Der Konkurrenzkampf der Monopole wächst weiter und die staatlichen Kommandozentralen rasseln immer lauter mit ihrem modernen Kriegsgerät. Feindliche Monopole sollen vernichtet, Rohstoffe gesichert, neue Absatzmärkte gefunden werden, um die Krise zu überwinden. Die überwiegende Mehrheit der Menschen in den USA und Europa, die in dem Mahlwerk dieser Strategie stecken, obgleich sie als Einzelne nur abhängige Arbeitskräfte und als Klasse der objektive Widerspruch zur Klasse der Monopolkapitalisten sind, müssen ideologisch so geformt werden, dass sie aus innerer Überzeugung gegen ihre eigenen Interessen für das Monopolkapital marschieren.
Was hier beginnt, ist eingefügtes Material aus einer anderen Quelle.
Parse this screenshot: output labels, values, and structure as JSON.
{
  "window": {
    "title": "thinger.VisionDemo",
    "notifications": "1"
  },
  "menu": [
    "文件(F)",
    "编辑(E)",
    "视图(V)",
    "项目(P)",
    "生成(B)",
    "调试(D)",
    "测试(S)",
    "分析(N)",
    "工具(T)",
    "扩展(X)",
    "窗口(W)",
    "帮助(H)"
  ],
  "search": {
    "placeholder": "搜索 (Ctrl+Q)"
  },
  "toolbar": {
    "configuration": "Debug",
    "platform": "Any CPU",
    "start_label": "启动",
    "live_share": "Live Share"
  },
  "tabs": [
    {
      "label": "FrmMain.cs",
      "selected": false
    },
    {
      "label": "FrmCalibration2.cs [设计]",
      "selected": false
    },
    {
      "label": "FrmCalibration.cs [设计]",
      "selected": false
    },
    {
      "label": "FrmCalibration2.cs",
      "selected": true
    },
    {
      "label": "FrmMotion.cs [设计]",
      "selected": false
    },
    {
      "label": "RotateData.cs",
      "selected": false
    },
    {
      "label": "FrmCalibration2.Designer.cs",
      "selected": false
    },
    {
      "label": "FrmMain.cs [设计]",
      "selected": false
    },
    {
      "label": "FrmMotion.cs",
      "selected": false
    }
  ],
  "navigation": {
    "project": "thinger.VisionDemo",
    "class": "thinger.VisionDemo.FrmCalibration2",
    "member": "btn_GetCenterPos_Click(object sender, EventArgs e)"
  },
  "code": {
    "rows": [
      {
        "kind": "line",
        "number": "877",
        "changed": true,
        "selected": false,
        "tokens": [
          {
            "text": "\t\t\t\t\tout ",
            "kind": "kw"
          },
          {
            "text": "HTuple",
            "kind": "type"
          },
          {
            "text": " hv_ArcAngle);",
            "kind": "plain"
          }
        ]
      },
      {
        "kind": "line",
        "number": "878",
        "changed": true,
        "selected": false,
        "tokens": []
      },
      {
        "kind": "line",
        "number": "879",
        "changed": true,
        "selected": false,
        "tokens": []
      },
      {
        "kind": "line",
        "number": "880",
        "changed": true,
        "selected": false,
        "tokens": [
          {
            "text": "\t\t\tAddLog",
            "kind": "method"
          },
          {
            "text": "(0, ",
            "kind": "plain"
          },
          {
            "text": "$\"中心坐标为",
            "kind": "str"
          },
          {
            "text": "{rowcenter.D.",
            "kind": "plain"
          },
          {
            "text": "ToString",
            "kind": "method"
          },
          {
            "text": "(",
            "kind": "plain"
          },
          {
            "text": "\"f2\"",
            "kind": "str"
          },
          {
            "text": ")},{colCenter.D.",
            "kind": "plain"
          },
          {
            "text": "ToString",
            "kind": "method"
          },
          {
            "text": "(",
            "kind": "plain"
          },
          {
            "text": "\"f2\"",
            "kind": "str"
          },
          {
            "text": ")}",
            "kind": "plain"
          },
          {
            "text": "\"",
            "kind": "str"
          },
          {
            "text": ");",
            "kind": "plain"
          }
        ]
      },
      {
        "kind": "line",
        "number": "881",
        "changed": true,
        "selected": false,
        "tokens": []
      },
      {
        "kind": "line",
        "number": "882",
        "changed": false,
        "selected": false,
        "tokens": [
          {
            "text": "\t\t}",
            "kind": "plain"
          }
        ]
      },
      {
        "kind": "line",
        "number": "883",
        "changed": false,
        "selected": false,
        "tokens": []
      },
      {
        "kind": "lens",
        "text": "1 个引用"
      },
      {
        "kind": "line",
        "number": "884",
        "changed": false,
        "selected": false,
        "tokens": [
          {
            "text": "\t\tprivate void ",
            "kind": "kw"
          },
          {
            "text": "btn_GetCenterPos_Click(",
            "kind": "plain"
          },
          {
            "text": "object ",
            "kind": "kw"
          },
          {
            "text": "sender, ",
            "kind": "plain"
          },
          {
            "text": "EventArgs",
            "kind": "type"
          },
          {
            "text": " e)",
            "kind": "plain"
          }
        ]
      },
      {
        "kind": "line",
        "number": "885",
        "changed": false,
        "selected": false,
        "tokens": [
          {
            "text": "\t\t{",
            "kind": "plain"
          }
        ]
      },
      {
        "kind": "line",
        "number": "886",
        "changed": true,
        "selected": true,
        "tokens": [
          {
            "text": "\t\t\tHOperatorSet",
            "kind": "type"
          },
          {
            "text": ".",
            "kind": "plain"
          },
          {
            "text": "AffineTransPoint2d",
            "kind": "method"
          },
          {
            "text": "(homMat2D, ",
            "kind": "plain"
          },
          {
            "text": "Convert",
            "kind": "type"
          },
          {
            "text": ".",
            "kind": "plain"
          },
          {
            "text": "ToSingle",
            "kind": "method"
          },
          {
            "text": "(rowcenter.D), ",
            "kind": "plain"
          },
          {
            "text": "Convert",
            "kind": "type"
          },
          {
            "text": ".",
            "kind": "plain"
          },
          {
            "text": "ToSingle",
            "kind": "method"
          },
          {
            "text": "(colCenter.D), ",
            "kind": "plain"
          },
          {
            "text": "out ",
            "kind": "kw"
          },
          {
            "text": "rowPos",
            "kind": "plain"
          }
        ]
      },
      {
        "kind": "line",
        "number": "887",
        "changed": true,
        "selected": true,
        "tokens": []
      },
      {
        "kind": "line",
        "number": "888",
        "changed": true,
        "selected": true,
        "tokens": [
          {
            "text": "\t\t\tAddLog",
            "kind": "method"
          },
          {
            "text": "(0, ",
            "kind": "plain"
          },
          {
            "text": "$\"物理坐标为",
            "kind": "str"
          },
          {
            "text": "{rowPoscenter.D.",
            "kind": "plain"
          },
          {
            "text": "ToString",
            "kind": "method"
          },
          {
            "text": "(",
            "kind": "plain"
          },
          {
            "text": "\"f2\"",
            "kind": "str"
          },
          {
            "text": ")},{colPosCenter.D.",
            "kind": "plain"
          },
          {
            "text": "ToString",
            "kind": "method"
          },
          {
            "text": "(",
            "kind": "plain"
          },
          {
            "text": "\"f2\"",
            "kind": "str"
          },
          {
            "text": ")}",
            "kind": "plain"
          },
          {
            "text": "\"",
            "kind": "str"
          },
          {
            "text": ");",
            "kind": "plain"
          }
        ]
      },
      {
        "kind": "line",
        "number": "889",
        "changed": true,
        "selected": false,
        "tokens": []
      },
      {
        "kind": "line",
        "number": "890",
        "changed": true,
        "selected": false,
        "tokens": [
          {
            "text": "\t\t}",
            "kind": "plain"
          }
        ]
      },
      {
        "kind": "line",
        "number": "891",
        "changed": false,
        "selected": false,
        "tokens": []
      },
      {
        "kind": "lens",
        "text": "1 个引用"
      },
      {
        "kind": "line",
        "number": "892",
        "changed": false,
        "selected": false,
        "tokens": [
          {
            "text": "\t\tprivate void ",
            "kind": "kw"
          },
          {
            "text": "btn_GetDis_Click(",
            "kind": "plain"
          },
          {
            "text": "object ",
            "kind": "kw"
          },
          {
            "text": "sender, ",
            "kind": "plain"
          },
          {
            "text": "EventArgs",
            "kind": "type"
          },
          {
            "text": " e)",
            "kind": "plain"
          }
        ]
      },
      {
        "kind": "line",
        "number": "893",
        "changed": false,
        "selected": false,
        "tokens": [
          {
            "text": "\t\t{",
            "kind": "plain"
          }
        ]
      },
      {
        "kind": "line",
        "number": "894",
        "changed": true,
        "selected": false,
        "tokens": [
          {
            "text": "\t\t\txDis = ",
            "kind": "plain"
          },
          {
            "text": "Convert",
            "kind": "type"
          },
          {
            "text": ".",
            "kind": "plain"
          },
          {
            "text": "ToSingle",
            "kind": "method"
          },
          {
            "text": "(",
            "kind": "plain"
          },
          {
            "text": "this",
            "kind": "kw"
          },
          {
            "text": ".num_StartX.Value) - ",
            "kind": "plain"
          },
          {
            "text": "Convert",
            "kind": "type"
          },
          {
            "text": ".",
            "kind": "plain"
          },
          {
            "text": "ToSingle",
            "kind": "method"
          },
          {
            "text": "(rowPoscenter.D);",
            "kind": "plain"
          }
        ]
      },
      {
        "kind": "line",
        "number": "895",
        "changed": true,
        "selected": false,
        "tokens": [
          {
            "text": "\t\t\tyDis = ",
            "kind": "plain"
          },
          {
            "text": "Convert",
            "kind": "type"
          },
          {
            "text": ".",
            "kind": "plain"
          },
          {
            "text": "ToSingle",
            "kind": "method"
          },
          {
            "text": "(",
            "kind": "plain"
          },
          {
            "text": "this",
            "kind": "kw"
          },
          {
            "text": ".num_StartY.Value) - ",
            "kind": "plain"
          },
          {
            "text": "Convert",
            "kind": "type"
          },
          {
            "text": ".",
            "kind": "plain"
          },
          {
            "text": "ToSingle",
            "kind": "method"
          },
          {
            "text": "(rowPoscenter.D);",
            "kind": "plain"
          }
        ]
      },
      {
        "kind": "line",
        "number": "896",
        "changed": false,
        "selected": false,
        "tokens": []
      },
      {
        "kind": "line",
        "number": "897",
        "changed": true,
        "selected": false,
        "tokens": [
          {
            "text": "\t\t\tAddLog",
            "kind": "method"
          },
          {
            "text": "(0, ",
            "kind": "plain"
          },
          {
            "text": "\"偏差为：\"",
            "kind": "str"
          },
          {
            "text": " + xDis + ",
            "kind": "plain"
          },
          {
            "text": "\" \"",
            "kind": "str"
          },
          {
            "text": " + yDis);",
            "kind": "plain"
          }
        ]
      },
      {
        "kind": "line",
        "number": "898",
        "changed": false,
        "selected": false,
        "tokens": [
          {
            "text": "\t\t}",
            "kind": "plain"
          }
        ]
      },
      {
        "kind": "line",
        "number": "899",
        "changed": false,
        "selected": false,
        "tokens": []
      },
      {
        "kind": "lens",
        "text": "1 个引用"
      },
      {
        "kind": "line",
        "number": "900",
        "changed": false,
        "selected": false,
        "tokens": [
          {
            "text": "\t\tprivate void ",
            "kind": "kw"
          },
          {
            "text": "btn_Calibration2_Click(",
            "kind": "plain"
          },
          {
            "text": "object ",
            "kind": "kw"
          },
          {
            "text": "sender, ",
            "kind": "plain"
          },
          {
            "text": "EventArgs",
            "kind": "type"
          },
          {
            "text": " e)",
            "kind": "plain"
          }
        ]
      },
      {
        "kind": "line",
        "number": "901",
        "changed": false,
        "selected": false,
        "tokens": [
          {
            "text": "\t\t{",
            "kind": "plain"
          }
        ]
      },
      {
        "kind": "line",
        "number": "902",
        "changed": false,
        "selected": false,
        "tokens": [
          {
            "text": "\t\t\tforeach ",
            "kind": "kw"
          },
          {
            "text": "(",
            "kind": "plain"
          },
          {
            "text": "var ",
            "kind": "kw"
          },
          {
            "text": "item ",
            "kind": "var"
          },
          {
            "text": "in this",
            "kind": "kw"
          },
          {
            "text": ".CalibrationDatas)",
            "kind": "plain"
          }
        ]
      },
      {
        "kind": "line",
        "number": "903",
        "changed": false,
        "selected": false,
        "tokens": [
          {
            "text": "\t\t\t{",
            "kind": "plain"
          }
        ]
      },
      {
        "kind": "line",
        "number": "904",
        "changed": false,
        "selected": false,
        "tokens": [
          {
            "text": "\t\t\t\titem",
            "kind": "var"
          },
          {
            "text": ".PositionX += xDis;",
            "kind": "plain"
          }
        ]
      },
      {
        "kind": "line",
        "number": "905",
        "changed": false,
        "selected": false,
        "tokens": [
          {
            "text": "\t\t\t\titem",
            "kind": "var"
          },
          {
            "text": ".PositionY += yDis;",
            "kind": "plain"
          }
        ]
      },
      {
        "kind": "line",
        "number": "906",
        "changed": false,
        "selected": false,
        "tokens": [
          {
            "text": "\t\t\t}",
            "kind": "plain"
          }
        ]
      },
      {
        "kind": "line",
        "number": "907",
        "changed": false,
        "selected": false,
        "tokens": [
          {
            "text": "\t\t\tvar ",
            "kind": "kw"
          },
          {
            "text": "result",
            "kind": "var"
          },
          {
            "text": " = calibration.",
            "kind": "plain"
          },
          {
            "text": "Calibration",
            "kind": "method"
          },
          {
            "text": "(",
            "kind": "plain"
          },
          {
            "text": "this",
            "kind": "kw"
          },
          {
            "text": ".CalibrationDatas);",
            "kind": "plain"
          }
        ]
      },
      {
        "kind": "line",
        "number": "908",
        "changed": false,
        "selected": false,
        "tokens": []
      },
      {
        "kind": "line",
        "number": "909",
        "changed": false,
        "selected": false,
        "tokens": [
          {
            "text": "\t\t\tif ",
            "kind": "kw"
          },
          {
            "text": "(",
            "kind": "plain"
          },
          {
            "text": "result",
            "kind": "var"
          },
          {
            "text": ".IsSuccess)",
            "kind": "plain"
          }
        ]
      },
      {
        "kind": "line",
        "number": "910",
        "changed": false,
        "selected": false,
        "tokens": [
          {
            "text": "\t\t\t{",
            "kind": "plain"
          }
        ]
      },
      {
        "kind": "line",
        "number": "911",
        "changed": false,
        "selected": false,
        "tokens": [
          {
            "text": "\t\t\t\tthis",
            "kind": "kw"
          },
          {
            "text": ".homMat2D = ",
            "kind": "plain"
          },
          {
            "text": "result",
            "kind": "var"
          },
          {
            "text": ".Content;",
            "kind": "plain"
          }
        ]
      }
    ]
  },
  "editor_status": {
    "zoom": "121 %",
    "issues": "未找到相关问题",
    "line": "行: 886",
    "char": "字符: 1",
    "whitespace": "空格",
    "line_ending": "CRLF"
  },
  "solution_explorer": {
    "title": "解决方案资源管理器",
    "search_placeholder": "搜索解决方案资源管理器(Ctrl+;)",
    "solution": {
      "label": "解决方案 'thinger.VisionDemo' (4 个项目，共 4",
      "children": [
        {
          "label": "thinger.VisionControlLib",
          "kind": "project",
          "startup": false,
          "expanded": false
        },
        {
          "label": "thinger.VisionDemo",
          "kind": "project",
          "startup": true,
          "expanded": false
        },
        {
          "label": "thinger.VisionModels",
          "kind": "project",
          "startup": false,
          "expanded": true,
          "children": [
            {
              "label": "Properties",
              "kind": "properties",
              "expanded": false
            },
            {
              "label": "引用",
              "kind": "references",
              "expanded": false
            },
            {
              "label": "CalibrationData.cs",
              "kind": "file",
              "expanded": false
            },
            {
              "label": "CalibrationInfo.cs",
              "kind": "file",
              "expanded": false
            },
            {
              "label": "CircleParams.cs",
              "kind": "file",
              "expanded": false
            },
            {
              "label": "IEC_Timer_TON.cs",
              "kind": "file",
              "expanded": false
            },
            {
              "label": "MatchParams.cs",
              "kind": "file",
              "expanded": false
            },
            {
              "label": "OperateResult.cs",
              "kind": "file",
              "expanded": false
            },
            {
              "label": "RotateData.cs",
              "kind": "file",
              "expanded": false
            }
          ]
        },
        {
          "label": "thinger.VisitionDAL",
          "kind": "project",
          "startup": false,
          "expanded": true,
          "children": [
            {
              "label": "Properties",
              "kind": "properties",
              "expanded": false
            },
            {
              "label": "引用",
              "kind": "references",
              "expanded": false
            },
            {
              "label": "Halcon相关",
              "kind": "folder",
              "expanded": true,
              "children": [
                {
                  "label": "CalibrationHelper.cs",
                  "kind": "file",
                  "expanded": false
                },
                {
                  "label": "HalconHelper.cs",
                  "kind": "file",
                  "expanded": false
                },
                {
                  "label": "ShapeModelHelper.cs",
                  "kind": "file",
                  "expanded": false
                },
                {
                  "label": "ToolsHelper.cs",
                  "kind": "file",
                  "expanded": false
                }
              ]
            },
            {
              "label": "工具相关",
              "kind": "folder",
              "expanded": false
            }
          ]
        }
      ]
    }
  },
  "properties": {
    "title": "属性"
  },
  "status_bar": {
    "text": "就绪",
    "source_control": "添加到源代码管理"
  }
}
Franziska Schreiber, ehemaliges AfD-Mitglied, schreibt in ihrem Buch „Inside AfD“: „Die Zuwendung zur AfD ist im Osten ein Aufschrei derer, die nicht einverstanden sind mit der Einverleibung der DDR, denn die bedrückende Wahrheit ist: Was wie Selbstbewusstsein wirkt, ist Trotz. Revanche für die vielen Demütigungen durch die Glücksritter, die aus dem Westen kamen und die naiven Ossis über den Tisch zogen.“ Der Aufschrei richtet sich gegen „Frau Merkel“, die verschwinden soll. Er richtet sich nicht gegen das westdeutsche Monopolkapital und dessen Akteure, die sich DDR-Fabriken, Ländereien, Zeitungen, Häuser aneigneten und „blühende Landschaften“ versprachen. Er richtet sich auch nicht gegen den Staat, der für die Verwirklichung der Kapitalinteressen die Rahmenbedingungen schafft. Der Aufschrei wurde von jenen gehört und auf eine passende ideologische Ebene gehoben, die im Interesse des Monopolkapitals einen konservativen Revolutionsmythos schaffen, der verhindern soll, dass die Monopolkapitale enteignet werden und die Jagd nach Profit nicht mehr das Leben der Menschheit bestimmt.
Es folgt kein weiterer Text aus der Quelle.